Tremor Iê

Eu odeio fogueiras

Por Vitor Velloso

Durante a Mostra de Cinema de Tiradentes 2019


Determinadas unanimidades do festival são comentadas em grande peso, infelizmente, normalmente, a unanimidade é burra, mas neste caso, me sinto um asno. “Tremor, Iê” era uma aposta da Mostra Tiradentes e todos comentavam sobre o momento de sua projeção, pois tratar de um tema tão peculiar feito o roubo dos restos mortais de Castello Branco, logo em momentos políticos tão conturbados como esse, é algo minimamente inusitado. E faço minha mea-culpa que cheguei brevemente empolgado na sessão, pois acreditava tratar-se de uma obra diferente, com um olhar distinto e uma abordagem completamente digressiva.

Acontece que nada disso se estrutura de fato na tela. E não crítico aqui de fato os olhares dos envolvidos, mas sim a condução que isso se dá. Planos longuíssimos de diálogos que parecem estar ali para cumprir tabela, com uma fogueira iluminando a situação. Não sei quanto tempo dura o plano, mas a sensação é de 30 minutos. E o que torna a experiência ainda mais frustrante é o fato de nos aproximarmos ideologicamente falando daquele universo, onde temos uma opressão às pessoas mais vulneráveis, que é tida como um governo futurista. A ideia simples de que aconteceu uma nova ditadura no Brasil e que devemos responder isso de alguma maneira, é válida e extremamente aplicável. Porém, parte do futurismo proposta por Elena Meirelles, Lívia de Paiva e pela direção de arte, funciona mais como artifício estético que puramente dramático, inclusive, revela algumas fragilidades durante o processo de montagem que circula a fim de criar alguma tensão durante a tentativa de conclusão final, mas falha em não conseguir acompanhar o som (que também não ajuda em nada) e peca em dar uma cadencia minimamente satisfatória aos absurdos de construção de universo.

Além de vários desistentes, assim como em diversos outros longas, “Tremor, Iê” conseguiu um Hater violento na saída, que quase gritou já próximo a rodoviária da cidade “Pelo amor de Deus, esse filme é a pior coisa do ano”. Além da explícita categorização excessiva e equivocada, aliás, já tivemos exibição ainda mais conturbadas apenas aqui em Tiradentes. A pretensão de fincar sua bandeira em seu pior de 2019, ainda em janeiro…temos um vidente.
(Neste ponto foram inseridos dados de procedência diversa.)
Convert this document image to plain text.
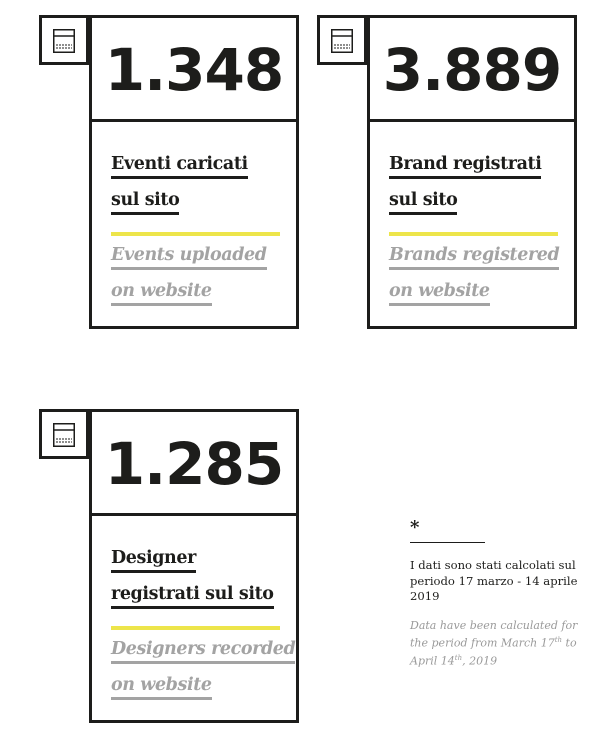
1.348
Eventi caricati
sul sito
Events uploaded
on website
3.889
Brand registrati
sul sito
Brands registered
on website
1.285
Designer
registrati sul sito
Designers recorded
on website
*
I dati sono stati calcolati sul periodo 17 marzo - 14 aprile 2019
Data have been calculated for the period from March 17th to April 14th, 2019
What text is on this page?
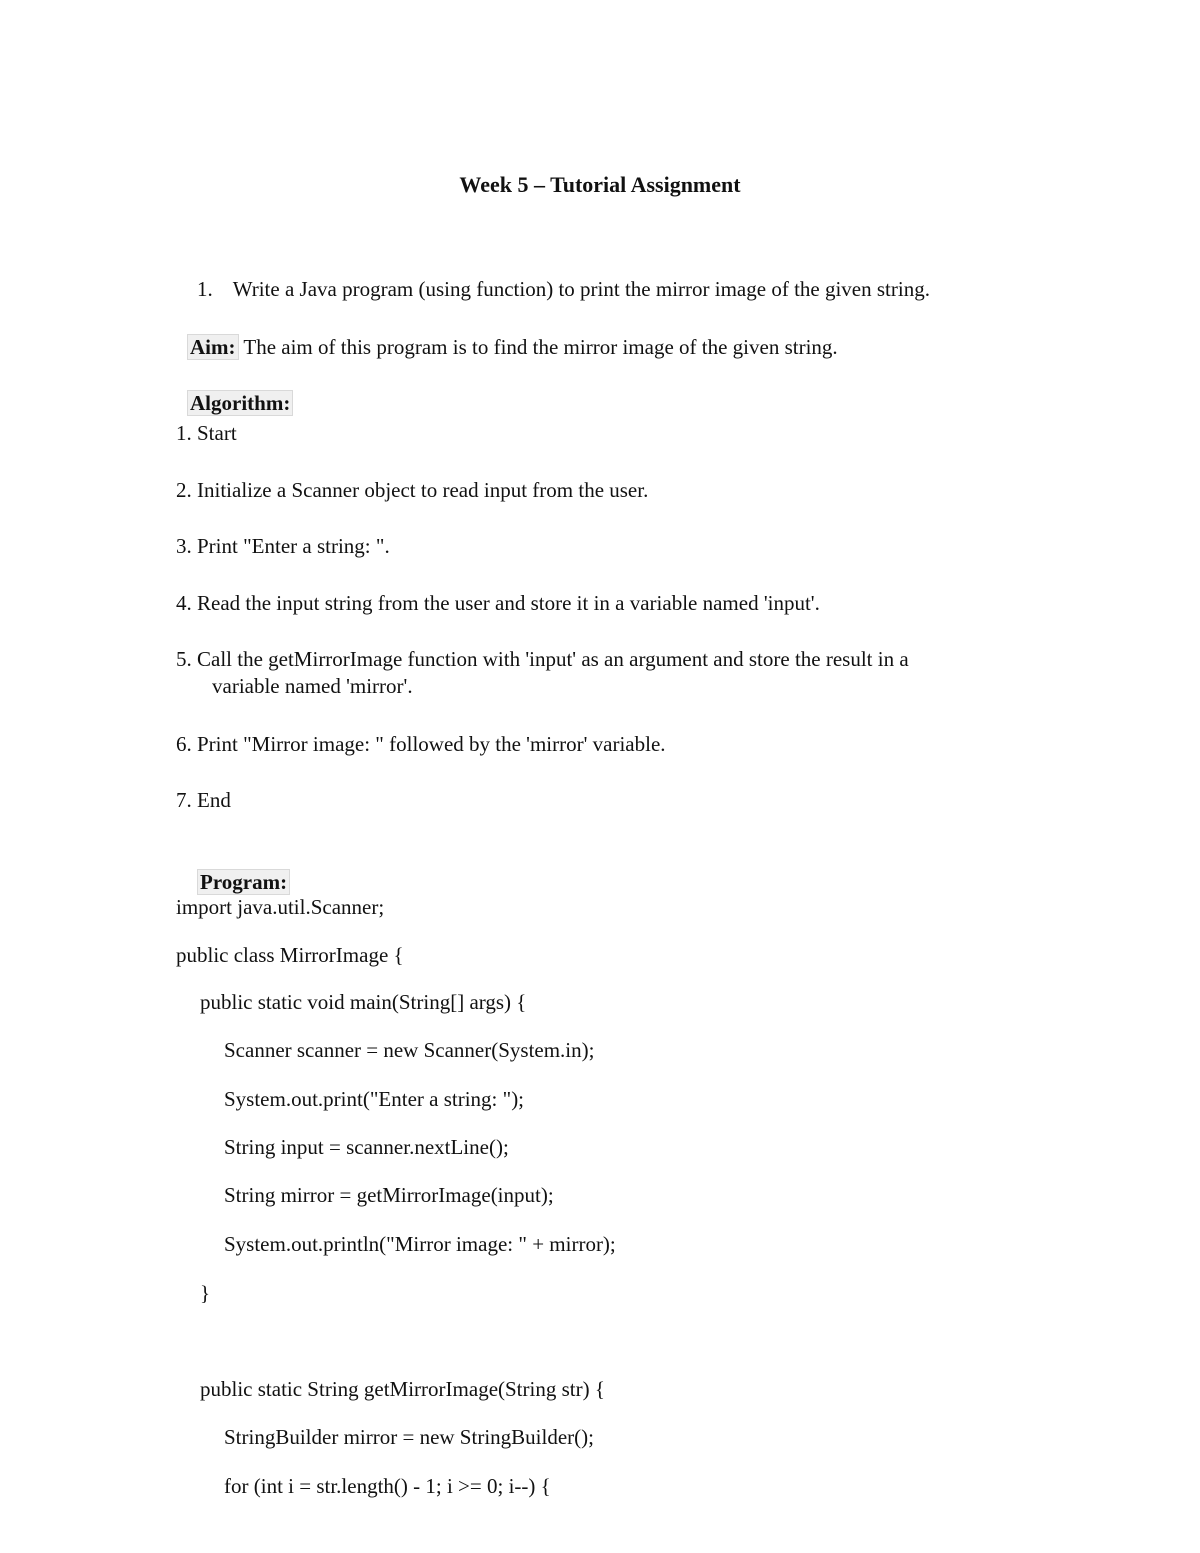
Week 5 – Tutorial Assignment

1. Write a Java program (using function) to print the mirror image of the given string.

Aim: The aim of this program is to find the mirror image of the given string.

Algorithm:

1. Start
2. Initialize a Scanner object to read input from the user.
3. Print "Enter a string: ".
4. Read the input string from the user and store it in a variable named 'input'.
5. Call the getMirrorImage function with 'input' as an argument and store the result in a
variable named 'mirror'.
6. Print "Mirror image: " followed by the 'mirror' variable.
7. End

Program:

import java.util.Scanner;
public class MirrorImage {
public static void main(String[] args) {
Scanner scanner = new Scanner(System.in);
System.out.print("Enter a string: ");
String input = scanner.nextLine();
String mirror = getMirrorImage(input);
System.out.println("Mirror image: " + mirror);
}
public static String getMirrorImage(String str) {
StringBuilder mirror = new StringBuilder();
for (int i = str.length() - 1; i >= 0; i--) {
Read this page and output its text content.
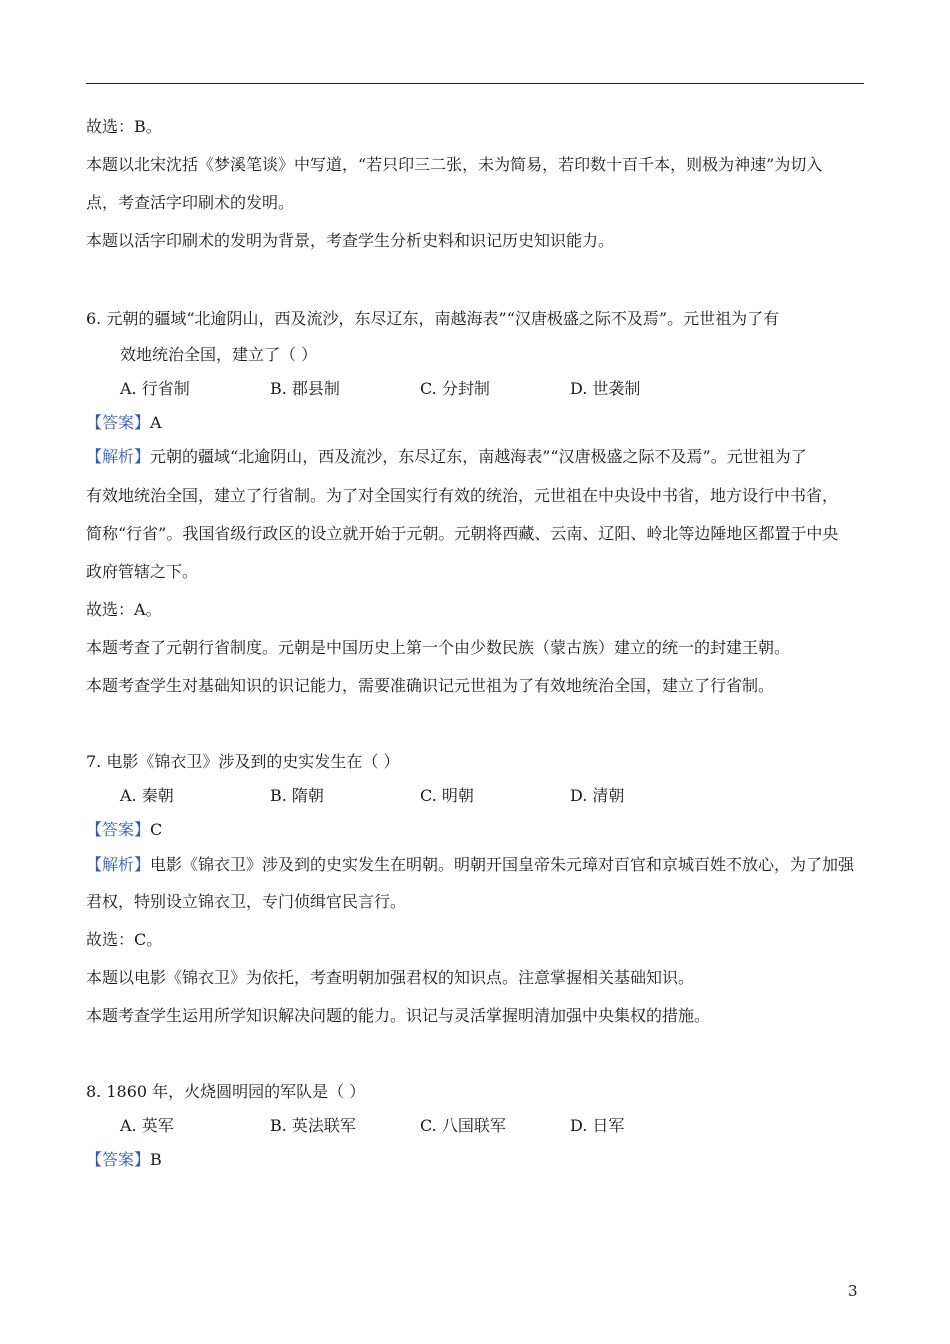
故选：B。
本题以北宋沈括《梦溪笔谈》中写道，“若只印三二张，未为简易，若印数十百千本，则极为神速”为切入
点，考查活字印刷术的发明。
本题以活字印刷术的发明为背景，考查学生分析史料和识记历史知识能力。
6. 元朝的疆域“北逾阴山，西及流沙，东尽辽东，南越海表”“汉唐极盛之际不及焉”。元世祖为了有
效地统治全国，建立了（ ）
A. 行省制	B. 郡县制	C. 分封制	D. 世袭制
【答案】A
【解析】元朝的疆域“北逾阴山，西及流沙，东尽辽东，南越海表”“汉唐极盛之际不及焉”。元世祖为了
有效地统治全国，建立了行省制。为了对全国实行有效的统治，元世祖在中央设中书省，地方设行中书省，
简称“行省”。我国省级行政区的设立就开始于元朝。元朝将西藏、云南、辽阳、岭北等边陲地区都置于中央
政府管辖之下。
故选：A。
本题考查了元朝行省制度。元朝是中国历史上第一个由少数民族（蒙古族）建立的统一的封建王朝。
本题考查学生对基础知识的识记能力，需要准确识记元世祖为了有效地统治全国，建立了行省制。
7. 电影《锦衣卫》涉及到的史实发生在（ ）
A. 秦朝	B. 隋朝	C. 明朝	D. 清朝
【答案】C
【解析】电影《锦衣卫》涉及到的史实发生在明朝。明朝开国皇帝朱元璋对百官和京城百姓不放心，为了加强
君权，特别设立锦衣卫，专门侦缉官民言行。
故选：C。
本题以电影《锦衣卫》为依托，考查明朝加强君权的知识点。注意掌握相关基础知识。
本题考查学生运用所学知识解决问题的能力。识记与灵活掌握明清加强中央集权的措施。
8. 1860 年，火烧圆明园的军队是（ ）
A. 英军	B. 英法联军	C. 八国联军	D. 日军
【答案】B
3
Mas de fato a experiência de assistir ao filme, não se torna prazerosa pois o excesso de tempo em um único plano, aliado do desinteresse geral pela caracterização do universo ali concebido, força a amizade.

As caracterizações que são dadas não apenas aos personagens, mas a própria misancene que é concebida ali, decepciona o espectador, pois, no primeiro plano observamos a protagonista acelerando com uma moto na estrada, num espírito raivoso mas libertador. E todo o plano parece que funciona, até a música entrar. E já no final, daquele projeto que chamaríamos de terceiro ato, ou conclusão, vemos uma rima visual com a primeira se dar tanto no campo formal, como narrativo. Algumas inclinações políticas que a obra parece tomar, se enveredam para outra direção ao vermos a progressão da narrativa, não há o que comentar quanto a isso, além do claro, a misancene das diretoras diante uma tensão dramática, não funciona, O que, enquanto brasileiro minimamente pensante para refletir todas as questões que estão acontecendo no Brasil nos últimos cinco dias (sim isso é uma especificação pessoal), me agrada, é este esforço em proclamar uma nova libertação, para passar por cima dos fantasmas do nosso passado, não à toa, revemos a figura de Castello Branco, para ser derrubado novamente. E assim como já aconteceu com diversas outras obras este ano, pequenas frases ou citações deixadas no fim, buscam aplausos enlouquecidos da plateia, e consegue, pois como eu comentei há um tempo, a última imagem é a que fica. Além de dar uma falsa projeção das opiniões, há manipulação ideológica que há em toda a construção, sem permitir olhar para o próprio umbigo afim de não errar novamente. Pois o que vemos hoje é a desgraça dos erros anteriores, o triplo dos erros do atual, mas sem treinar o olhar para pisar nos locais errados. E entendo que nostalgia, ainda que em um futuro, seja um dos recursos possíveis do longa, não conseguiu fisgar a grande maioria do Cine-Tenda.